Chiara la premessa, efficace la digressione sul passato monarchico promossa da un comitato di cittadini italiani di diverso orientamento politico. Per la verità qualche reduce ex combattente e monarchico ha fatto vibrare le corde di una nostalgia un po' troppo incline alla retorica. Ma l'intervento di Giorgio Rumi ha saputo riportare il discorso nei binari della riflessione storica. Moderata e argomentata con l'efficacia comunicativa che contraddistingue l'accademico-uomo pubblico. Innanzitutto, spazio alle origini: «I Savoia - ha precisato il professore - non hanno un'origine italiana e neppure francese. Provengono da uno Stato di passo che controlla il passaggio alpino. E quando la capitale si sposta da Chambery a Torino i Savoia si portano al di qua dei monti la cosa più importante: la Sindone, poi venerata da San Carlo Borromeo e ceduta alla Chiesa».
La storia scorre e la Casa Reale «va col tempo e con il Po», com'è espressione corrente tra gli storici. «A differenza dei Borboni che rimasero sempre chiusi tra l'acqua santa e l'acqua salata - ha chiarito Giorgio Rumi - i Savoia hanno sempre avuto un progetto nazionale.

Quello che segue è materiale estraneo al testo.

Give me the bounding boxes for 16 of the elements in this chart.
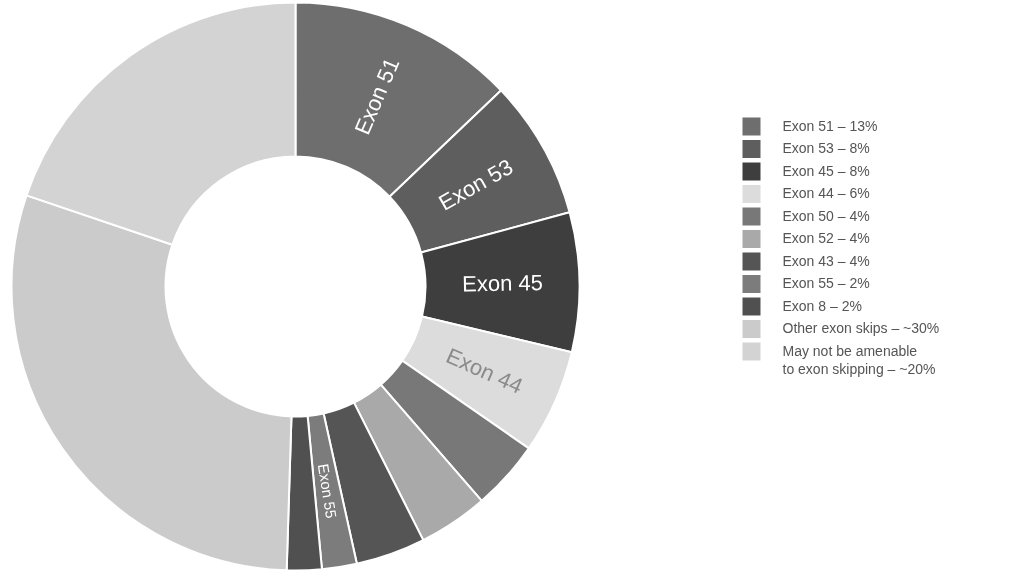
data-label: Exon 51 <box>349 54 405 139</box>
legend-label: Exon 55 – 2% <box>782 275 870 291</box>
legend-label: Exon 44 – 6% <box>782 185 870 201</box>
legend-label: Other exon skips – ~30% <box>782 320 940 336</box>
legend-label: Exon 45 – 8% <box>782 162 870 179</box>
data-label: Exon 53 <box>434 154 518 216</box>
legend-label: Exon 8 – 2% <box>782 297 862 314</box>
data-label: Exon 44 <box>442 343 527 399</box>
data-label: Exon 45 <box>461 270 544 297</box>
legend-label: Exon 51 – 13% <box>782 117 878 134</box>
data-label: Exon 55 <box>314 462 341 520</box>
legend-label: Exon 43 – 4% <box>782 252 870 269</box>
legend-label: May not be amenable to exon skipping – ~20% <box>782 342 936 377</box>
legend-label: Exon 53 – 8% <box>782 140 870 156</box>
legend-label: Exon 52 – 4% <box>782 230 870 246</box>
legend-label: Exon 50 – 4% <box>782 207 870 224</box>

Nessuna dinastia italiana è mai stata così avventuriera, espansiva e conquistatrice».
Un sogno di gloria e di potere? Niente affatto. «Non sono mai stati ricchi, non hanno mai pensato né ai soldi né allo splendore. Cavour era più ricco del suo re». Come dire, la patria prima di tutto. Con un'idea cardine, trasmessa di padre in figlio: non si regna con lo stato d'assedio. Ne era convinto Vittorio Emanuele III: nella fase più felice della sua monarchia, quella giolittiana, democratica e progressista, la Corona non fu nemica delle masse popolari. Quando Umberto II comincia a volare con le proprie ali raccoglie la lezione: «Umberto - ha spiegato lo studioso - non ha mai fatto propaganda per la monarchia. Svolse un ruolo di garante superiore alle cose, dimostrando sempre un disinteresse per il trono in sé, rarissimo in un re».
E se la dinastia scomoda lascia ancora aperte molte piste di indagine per gli storici, sul valore di Umberto II Giorgio Rumi conferma: «Fu un uomo moderno pieno di dubbi, anche religiosi. Non metteva la Corona sopra tutto, bensì l'Italia, che non doveva fare una guerra civile». E con l'esortazione «Onore ai Savoia» è calato il sipario sull'incontro voluto in occasione del centenario della nascita di Umberto II.